Once I returned to the bedroom I looked for pee but still didn't find any.  I got back in the bed alone since Petey had opted to stay in the living room.  Just about the time I got settled, he realized that we were in the bed all warm and cozy and he was not.  He decided to join us.  So, I got up again and put him in the bed again.

The next morning, I warned John about the mystery pee but he didn't find any either.  As I was getting dressed I began to wonder if I'd hallucinated the whole thing.  I sat down to put my shoes on when I saw the puddle.  It was at the foot of the bed, right in John's path around the bed.  I don't know how he missed it.

Now, the bedroom is carpeted so it wasn't so much a puddle as it was a dark area.  Petey must have come out of the bathroom but I didn't realize it.  Neither John nor I peed at the foot of the bed in the floor.  I cleaned it up and Petey walked in just as I was finishing.  I explained to him that he should have peed in the bathroom not on the carpet.  He looked right at me and peed. Right there, right then, he peed!

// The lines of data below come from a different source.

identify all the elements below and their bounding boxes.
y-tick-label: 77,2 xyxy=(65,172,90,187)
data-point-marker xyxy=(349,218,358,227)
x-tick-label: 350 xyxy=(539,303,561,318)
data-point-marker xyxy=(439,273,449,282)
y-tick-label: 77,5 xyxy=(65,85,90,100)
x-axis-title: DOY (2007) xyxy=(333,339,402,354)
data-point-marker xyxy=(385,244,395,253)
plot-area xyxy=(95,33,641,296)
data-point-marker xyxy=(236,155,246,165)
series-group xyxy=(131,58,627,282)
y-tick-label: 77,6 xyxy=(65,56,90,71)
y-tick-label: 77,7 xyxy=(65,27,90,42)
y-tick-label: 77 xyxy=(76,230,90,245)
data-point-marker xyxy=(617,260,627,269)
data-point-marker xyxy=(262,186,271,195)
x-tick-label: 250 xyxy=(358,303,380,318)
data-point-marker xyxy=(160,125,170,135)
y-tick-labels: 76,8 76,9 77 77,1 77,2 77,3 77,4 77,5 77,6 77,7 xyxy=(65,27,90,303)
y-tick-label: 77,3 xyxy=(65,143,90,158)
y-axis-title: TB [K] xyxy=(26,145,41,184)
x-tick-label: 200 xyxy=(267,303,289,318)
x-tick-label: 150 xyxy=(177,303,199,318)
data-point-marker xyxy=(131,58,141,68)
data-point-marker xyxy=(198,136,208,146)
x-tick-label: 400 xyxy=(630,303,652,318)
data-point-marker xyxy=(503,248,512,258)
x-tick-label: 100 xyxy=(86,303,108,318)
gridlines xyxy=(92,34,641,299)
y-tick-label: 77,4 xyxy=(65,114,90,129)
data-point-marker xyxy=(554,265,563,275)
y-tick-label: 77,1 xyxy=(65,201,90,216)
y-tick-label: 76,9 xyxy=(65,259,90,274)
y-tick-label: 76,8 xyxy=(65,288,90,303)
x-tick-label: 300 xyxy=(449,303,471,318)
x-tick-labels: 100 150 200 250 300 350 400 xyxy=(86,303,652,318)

Saturday, January 12, 2013

Old Dogs and New Tricks

Whoever said that old dogs can't learn new tricks never met Petey.  He may resist change that he doesn't like but he is quite adaptable in those situations that he likes.  For instance, he adapted quite well when I (Lori) started working from home.  More company=good thing for Pete.  So, he can be a very quick study when he likes the change.

The latest example happened with my mother stayed with us.  She'd been hospitalized and needed to recover here for a few weeks.  The first night she was here, we put Petey in the bed with us so that he would not bother her.  He wasn't so sure about her.  He wasn't aggressive towards her, but she was in his place on the couch.  This required him to pace around the house. We weren't sure how he'd react when she stayed all night.  Let me state now, that closing doors is not an option with Pete.  That is like an engraved invitation to enter.  He will not rest until the door is opened. 

We thought Petey would sleep with us and all would be well.  Petey did sleep with us for a few hours.  Then he got up.  He needed to patrol the house.  He spent the rest of the night, while he wasn't patrolling on a blanket beside the bed.  Mama said he came in an looked at her a time or two but never bothered her, of course we weren't aware of this until the next day.

In the wee hours of the morning he got a very bad itch.  He had to scratch and gnaw repeatedly at the offending area.  I was concerned that he'd wake up the entire household, so I got up and put him back in the bed with us.  That calmed his itch and everyone went back to sleep.

The next night, Petey was happy that the three of us were all in the bed together once again.  And in the wee morning hours when the bad itch started, I put him back in the bed.  That was all it took.  Ever since that time Petey has started the night with us and finished it with us.  Never mind that my mother has gone home.

In fact, Petey pretty much comes and goes as he pleases during the night.  He isn't a bad sleeping companion once he gets settled.  There are two issues associated with this new trick Petey has learned:

  • First Petey can't get in the bed by himself.  He has decided that I am the person to get up and put him in the bed.  He's figured out how to get down most of the time without my help.  I often don't even wake up.  This wouldn't be so bad if it was at bedtime and very early in the morning, but it has morphed in to three or four times a night.

  • Second, and much worse, I've become night time potty patrol!  I guess he figures since he wakes me up to put him in the bed; he should wake me for bathroom time too.

This has got to stop. I need my rest.  I'll have to teach Petey yet another trick.  Sleeping alone, in the floor.